Something I really learnt while I was away in Perth was to back myself. In the lead up to the games I used lots of visualisations and positive self talk. I would often fall asleep visualising swimming and truly training I always visualised being a strong finisher.
Remember when I mentioned it used to take me 30 minutes to swim 400m? Well in Perth last year, I won the Gold Medal in the 400m Freestyle by 7 hundredths of a second in 7:30!
Against all the odds, I was the slowest seeded swimmer in the race I went on to have 35 second PB and win a gold medal in that race. Along with a bronze in the 50m freestyle relay and a bronze in the triathlon.
I have many ambitions for the next 12 months, including representing Queensland at the Australian Transplant Games in October in Swimming and Athletics and then my eyes are on the prize for the 2025 World Transplant Games in Dresden, Germany,
I am determined to not let my circumstances define me & I plan to be as active as I can be with my transplanted kidney!
How do you manage your own mental health?
Taking time out in nature is incredibly important for my own mental health. Going to the beach or bushwalking are always the ultimate resets for my mental health. However, when life gets busy and logistically it becomes impossible to have a day trip to the beach (Brisbane’s South Bank doesn’t cut it), I like to sit outside on my veranda and just look at the trees which surround me. I also try to limit screen time and late nights when I am feeling overwhelmed or anxious and instead focus on curling up with a good book and getting a decent night sleep. My mum always used to tell me that the hours before midnight were worth more for sleep quality, I have no idea if it is scientifically true… But it seems to work a trick.
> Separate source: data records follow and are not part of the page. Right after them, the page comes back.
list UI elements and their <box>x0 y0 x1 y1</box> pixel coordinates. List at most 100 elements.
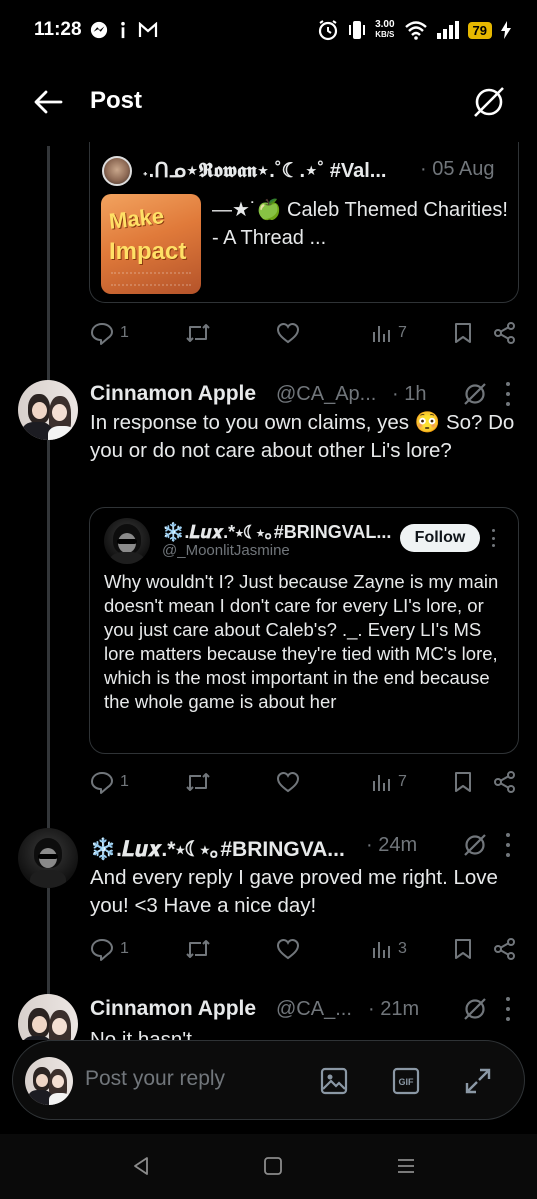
author-handle[interactable]: @CA_... <box>276 998 352 1021</box>
reply-tweet[interactable]: Cinnamon Apple @CA_... · 21m No it hasn'… <box>0 994 537 1040</box>
heart-icon <box>276 322 300 344</box>
net-speed-value: 3.00 <box>375 19 395 30</box>
quoted-post-author-handle[interactable]: @_MoonlitJasmine <box>162 542 290 559</box>
views-button[interactable]: 3 <box>372 934 407 964</box>
arrow-left-icon <box>34 90 63 114</box>
gif-icon: GIF <box>392 1067 420 1095</box>
reply-button[interactable]: 1 <box>90 934 129 964</box>
quoted-post-card[interactable]: ˖.ᑎᓄ⋆𝕽𝖔𝖜𝖆𝖓⋆.˚☾.⋆˚ #Val... · 05 Aug Make … <box>89 142 519 303</box>
bookmark-button[interactable] <box>454 318 472 348</box>
thumbnail-title-1: Make <box>107 203 166 234</box>
grok-button[interactable] <box>461 831 489 859</box>
views-count: 7 <box>398 324 407 341</box>
avatar[interactable] <box>18 994 78 1040</box>
reply-input[interactable]: Post your reply <box>85 1067 225 1091</box>
more-options-button[interactable] <box>503 833 513 857</box>
avatar[interactable] <box>18 380 78 440</box>
grok-button[interactable] <box>461 995 489 1023</box>
more-options-button[interactable] <box>490 529 496 547</box>
bookmark-icon <box>455 323 471 343</box>
quoted-post-card[interactable]: ❄️.𝑳𝒖𝒙.*⋆☾⋆｡#BRINGVAL... @_MoonlitJasmin… <box>89 507 519 754</box>
quoted-post-avatar <box>102 156 132 186</box>
status-bar: 11:28 3.00 KB/S 79 <box>0 0 537 62</box>
author-name[interactable]: ❄️.𝑳𝒖𝒙.*⋆☾⋆｡#BRINGVA... <box>90 833 345 863</box>
reply-icon <box>91 772 113 794</box>
svg-text:GIF: GIF <box>399 1077 415 1087</box>
nav-back-button[interactable] <box>126 1154 156 1178</box>
share-icon <box>494 938 515 960</box>
post-actions-row: 1 7 <box>90 767 520 797</box>
repost-button[interactable] <box>185 934 211 964</box>
my-avatar <box>25 1057 73 1105</box>
post-text: In response to you own claims, yes 😳 So?… <box>90 411 515 462</box>
page-title: Post <box>90 87 143 114</box>
follow-button[interactable]: Follow <box>400 524 480 552</box>
bookmark-icon <box>455 772 471 792</box>
heart-icon <box>276 938 300 960</box>
app-header: Post <box>0 62 537 142</box>
thumbnail-decoration <box>111 272 191 286</box>
views-button[interactable]: 7 <box>372 767 407 797</box>
views-icon <box>373 326 390 342</box>
grok-button[interactable] <box>461 380 489 408</box>
bookmark-button[interactable] <box>454 934 472 964</box>
views-count: 3 <box>398 940 407 957</box>
nav-recents-button[interactable] <box>391 1154 421 1178</box>
grok-icon <box>464 834 486 856</box>
post-text: And every reply I gave proved me right. … <box>90 866 498 917</box>
views-icon <box>373 775 390 791</box>
nav-home-button[interactable] <box>258 1154 288 1178</box>
signal-icon <box>436 21 459 39</box>
net-speed: 3.00 KB/S <box>375 20 394 40</box>
grok-button[interactable] <box>469 82 509 122</box>
share-icon <box>494 771 515 793</box>
author-handle[interactable]: @CA_Ap... <box>276 383 376 406</box>
add-image-button[interactable] <box>318 1065 350 1097</box>
more-options-button[interactable] <box>503 997 513 1021</box>
quoted-post-thumbnail[interactable]: Make Impact <box>101 194 201 294</box>
avatar[interactable] <box>18 828 78 888</box>
status-notification-icons <box>90 21 158 39</box>
bookmark-icon <box>455 939 471 959</box>
post-actions-row: 1 7 <box>90 318 520 348</box>
more-options-button[interactable] <box>503 382 513 406</box>
author-name[interactable]: Cinnamon Apple <box>90 382 256 406</box>
repost-button[interactable] <box>185 767 211 797</box>
author-name[interactable]: Cinnamon Apple <box>90 997 256 1021</box>
views-count: 7 <box>398 773 407 790</box>
expand-composer-button[interactable] <box>462 1065 494 1097</box>
menu-recents-icon <box>398 1159 414 1173</box>
vibrate-icon <box>349 21 366 39</box>
add-gif-button[interactable]: GIF <box>390 1065 422 1097</box>
quoted-post-author-name[interactable]: ❄️.𝑳𝒖𝒙.*⋆☾⋆｡#BRINGVAL... <box>162 518 391 544</box>
views-icon <box>373 942 390 958</box>
reply-composer[interactable]: Post your reply GIF <box>12 1040 525 1120</box>
like-button[interactable] <box>276 767 300 797</box>
share-button[interactable] <box>494 318 516 348</box>
grok-icon <box>464 998 486 1020</box>
gmail-icon <box>138 22 158 37</box>
status-system-icons: 3.00 KB/S 79 <box>317 19 511 41</box>
bookmark-button[interactable] <box>454 767 472 797</box>
expand-icon <box>465 1068 491 1094</box>
battery-level: 79 <box>467 21 492 39</box>
quoted-post-avatar[interactable] <box>104 518 150 564</box>
reply-button[interactable]: 1 <box>90 318 129 348</box>
repost-icon <box>186 940 210 958</box>
status-time: 11:28 <box>34 19 82 40</box>
messenger-icon <box>90 21 108 39</box>
back-button[interactable] <box>30 84 66 120</box>
repost-icon <box>186 324 210 342</box>
share-icon <box>494 322 515 344</box>
net-speed-unit: KB/S <box>375 30 395 39</box>
reply-button[interactable]: 1 <box>90 767 129 797</box>
post-actions-row: 1 3 <box>90 934 520 964</box>
views-button[interactable]: 7 <box>372 318 407 348</box>
like-button[interactable] <box>276 318 300 348</box>
repost-button[interactable] <box>185 318 211 348</box>
like-button[interactable] <box>276 934 300 964</box>
reply-icon <box>91 939 113 961</box>
share-button[interactable] <box>494 934 516 964</box>
share-button[interactable] <box>494 767 516 797</box>
reply-count: 1 <box>120 773 129 790</box>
What activities make you feel good or uplifted?
Driving in the pool for some easy freestyle, going for a gentle run or doing a great weights session with some banging tunes. Nothing feels better than this!
What values do you hold most important, and how do they guide your life?
Honesty, grit and determination.
What do you believe is important for anyone to be aware of if they know someone who might feel as though they are battling through some mental health challenges?
Taking life day by day. Hour by hour. Moment by moment. In the past when I am feeling overwhelmed or anxious, I tend to project too heavily into the future or on the past. I focus all my energy and thoughts on what might happen in the future, on what could happen, or what has happened in the past. When I find myself in these ‘thinking ahead moments’ or these ‘dwelling on what have been moments’ I like to ask myself a few simple questions.
Am I safe right now?
How can I make myself feel safe right now?
And then I say to myself, okay let’s get through the next moment. Once that has passed, I focus on the next hour. Breaking my day into manageable chunks and moments. Before I know it a day has passed. For me it is kind of like doing a triathlon. You do it in parts. Swim. Bike. Run. Focus on the moment, don’t project into the future. We can not control the future or the past. So I focus on the moment.